You will be training your puppy from the moment you take it home! Puppies start learning from birth, and some training can begin as soon as they open its eyes and walk. Young puppies have short attention spans but you can expect them to begin to learn simple commands like “sit,” “down,” and “stay,” as young as 7 to 8 weeks of age.
Hi my name is Dr Evan Shaw and I am a small animal practicing veterinarian (dogs are definitely my jam). I’d love to share my expertise on puppy training and the most important steps to tackle first. For me (and most owners) toilet training is the reason for most consternation and stress (and the pup too, they just want to please you!). If you take care of the “out and the in” first the pup will have 2 major rules they can base their training off. Giving them a good foundation for the “do’s and don”ts.”
1. “You eat here.” Food is a great reward and training tool (ask my wife) and it’s easy to place your pup’s food in one place from the get go. Routine is king with a puppy so pick one place and stick with it. Feed your little mate at the same time each day, and before your pup eats a simple “sit” before eating is the easiest place to start. Remember to start with small things. We can’t expect a puppy to sit, shake and pirouette their first time. With your pup beginning with an understanding of the “trick for food” trade we can build on a solid reward structure making their ongoing learning far easier.

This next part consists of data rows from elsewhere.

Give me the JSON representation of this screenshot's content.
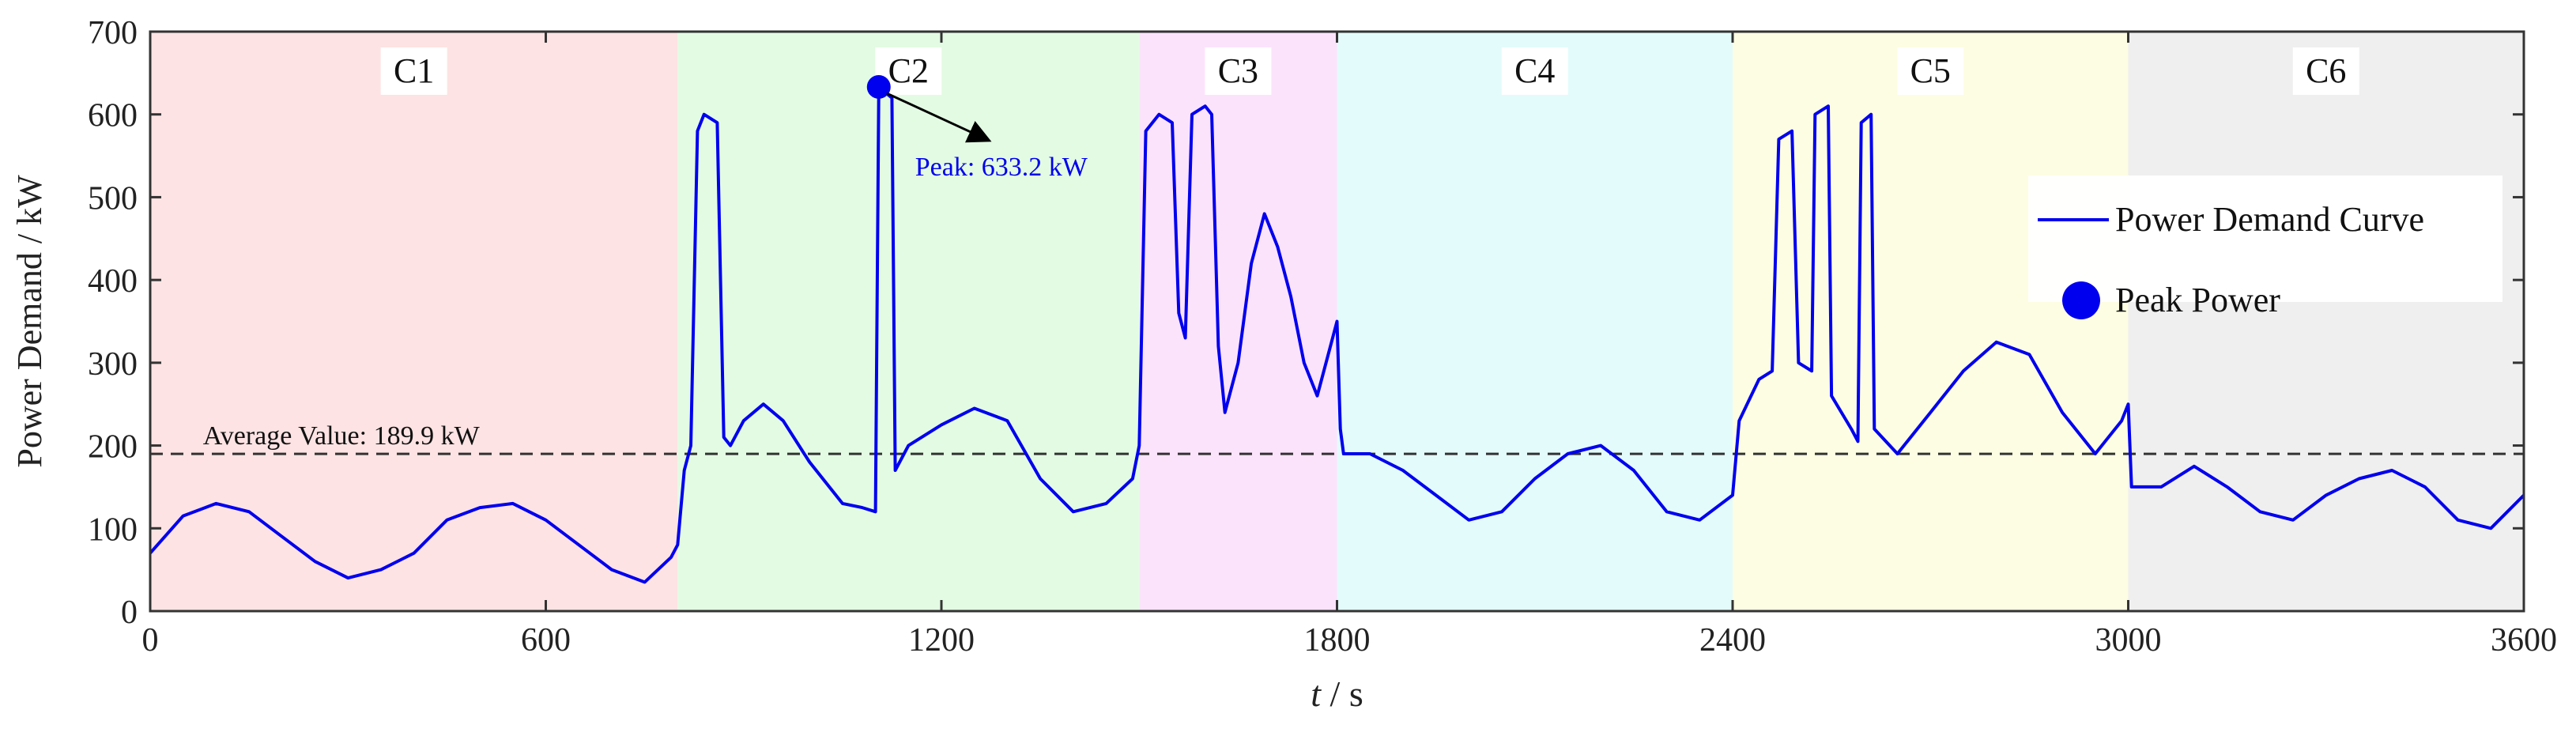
{
  "chart_data": {
    "type": "line",
    "title": "",
    "xlabel_italic": "t",
    "xlabel_rest": " / s",
    "ylabel": "Power Demand / kW",
    "xlim": [
      0,
      3600
    ],
    "ylim": [
      0,
      700
    ],
    "xticks": [
      0,
      600,
      1200,
      1800,
      2400,
      3000,
      3600
    ],
    "yticks": [
      0,
      100,
      200,
      300,
      400,
      500,
      600,
      700
    ],
    "grid": false,
    "legend_position": "right",
    "legend": {
      "line_label": "Power Demand Curve",
      "marker_label": "Peak Power"
    },
    "regions": [
      {
        "label": "C1",
        "start": 0,
        "end": 800,
        "color": "#fde3e3"
      },
      {
        "label": "C2",
        "start": 800,
        "end": 1500,
        "color": "#e3fbe3"
      },
      {
        "label": "C3",
        "start": 1500,
        "end": 1800,
        "color": "#fce3fc"
      },
      {
        "label": "C4",
        "start": 1800,
        "end": 2400,
        "color": "#e3fbfb"
      },
      {
        "label": "C5",
        "start": 2400,
        "end": 3000,
        "color": "#fdfde3"
      },
      {
        "label": "C6",
        "start": 3000,
        "end": 3600,
        "color": "#efefef"
      }
    ],
    "average": {
      "value": 189.9,
      "label": "Average Value: 189.9 kW"
    },
    "peak": {
      "x": 1105,
      "y": 633.2,
      "label": "Peak: 633.2 kW"
    },
    "series": [
      {
        "name": "Power Demand Curve",
        "color": "#0000ee",
        "points": [
          [
            0,
            70
          ],
          [
            50,
            115
          ],
          [
            100,
            130
          ],
          [
            150,
            120
          ],
          [
            200,
            90
          ],
          [
            250,
            60
          ],
          [
            300,
            40
          ],
          [
            350,
            50
          ],
          [
            400,
            70
          ],
          [
            450,
            110
          ],
          [
            500,
            125
          ],
          [
            550,
            130
          ],
          [
            600,
            110
          ],
          [
            650,
            80
          ],
          [
            700,
            50
          ],
          [
            750,
            35
          ],
          [
            790,
            65
          ],
          [
            800,
            80
          ],
          [
            810,
            170
          ],
          [
            820,
            200
          ],
          [
            830,
            580
          ],
          [
            840,
            600
          ],
          [
            860,
            590
          ],
          [
            870,
            210
          ],
          [
            880,
            200
          ],
          [
            900,
            230
          ],
          [
            930,
            250
          ],
          [
            960,
            230
          ],
          [
            1000,
            180
          ],
          [
            1050,
            130
          ],
          [
            1080,
            125
          ],
          [
            1100,
            120
          ],
          [
            1105,
            633
          ],
          [
            1125,
            620
          ],
          [
            1130,
            170
          ],
          [
            1150,
            200
          ],
          [
            1200,
            225
          ],
          [
            1250,
            245
          ],
          [
            1300,
            230
          ],
          [
            1350,
            160
          ],
          [
            1400,
            120
          ],
          [
            1450,
            130
          ],
          [
            1490,
            160
          ],
          [
            1500,
            200
          ],
          [
            1510,
            580
          ],
          [
            1530,
            600
          ],
          [
            1550,
            590
          ],
          [
            1560,
            360
          ],
          [
            1570,
            330
          ],
          [
            1580,
            600
          ],
          [
            1600,
            610
          ],
          [
            1610,
            600
          ],
          [
            1620,
            320
          ],
          [
            1630,
            240
          ],
          [
            1650,
            300
          ],
          [
            1670,
            420
          ],
          [
            1690,
            480
          ],
          [
            1710,
            440
          ],
          [
            1730,
            380
          ],
          [
            1750,
            300
          ],
          [
            1770,
            260
          ],
          [
            1790,
            320
          ],
          [
            1800,
            350
          ],
          [
            1805,
            220
          ],
          [
            1810,
            190
          ],
          [
            1850,
            190
          ],
          [
            1900,
            170
          ],
          [
            1950,
            140
          ],
          [
            2000,
            110
          ],
          [
            2050,
            120
          ],
          [
            2100,
            160
          ],
          [
            2150,
            190
          ],
          [
            2200,
            200
          ],
          [
            2250,
            170
          ],
          [
            2300,
            120
          ],
          [
            2350,
            110
          ],
          [
            2400,
            140
          ],
          [
            2410,
            230
          ],
          [
            2440,
            280
          ],
          [
            2460,
            290
          ],
          [
            2470,
            570
          ],
          [
            2490,
            580
          ],
          [
            2500,
            300
          ],
          [
            2520,
            290
          ],
          [
            2525,
            600
          ],
          [
            2545,
            610
          ],
          [
            2550,
            260
          ],
          [
            2580,
            220
          ],
          [
            2590,
            205
          ],
          [
            2595,
            590
          ],
          [
            2610,
            600
          ],
          [
            2615,
            220
          ],
          [
            2650,
            190
          ],
          [
            2700,
            240
          ],
          [
            2750,
            290
          ],
          [
            2800,
            325
          ],
          [
            2850,
            310
          ],
          [
            2900,
            240
          ],
          [
            2950,
            190
          ],
          [
            2990,
            230
          ],
          [
            3000,
            250
          ],
          [
            3005,
            150
          ],
          [
            3050,
            150
          ],
          [
            3100,
            175
          ],
          [
            3150,
            150
          ],
          [
            3200,
            120
          ],
          [
            3250,
            110
          ],
          [
            3300,
            140
          ],
          [
            3350,
            160
          ],
          [
            3400,
            170
          ],
          [
            3450,
            150
          ],
          [
            3500,
            110
          ],
          [
            3550,
            100
          ],
          [
            3600,
            140
          ]
        ]
      }
    ]
  }
}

2. “You pee/poop here.” With this your alarm is key (and treats). This may seem like a bit of work, but a few short sharp days of this will save a LOT of heartache in the future. Set your alarm for every 60 minutes. Each hour take your pup outside where you want them to go. Hang with your dog for a bit until they go and LOTS of treats/pats/praise when they do. Then next hour, do it again. My dog took about 2 days with this approach and he’s the toilet champion king!
If you do one or two things from the very get go you can have a much easier transition into a new pup with fewer stressful events. Most importantly HAVE FUN with your new bestie during training. This will help build that special bond between you and make it fun for you too and not a chore.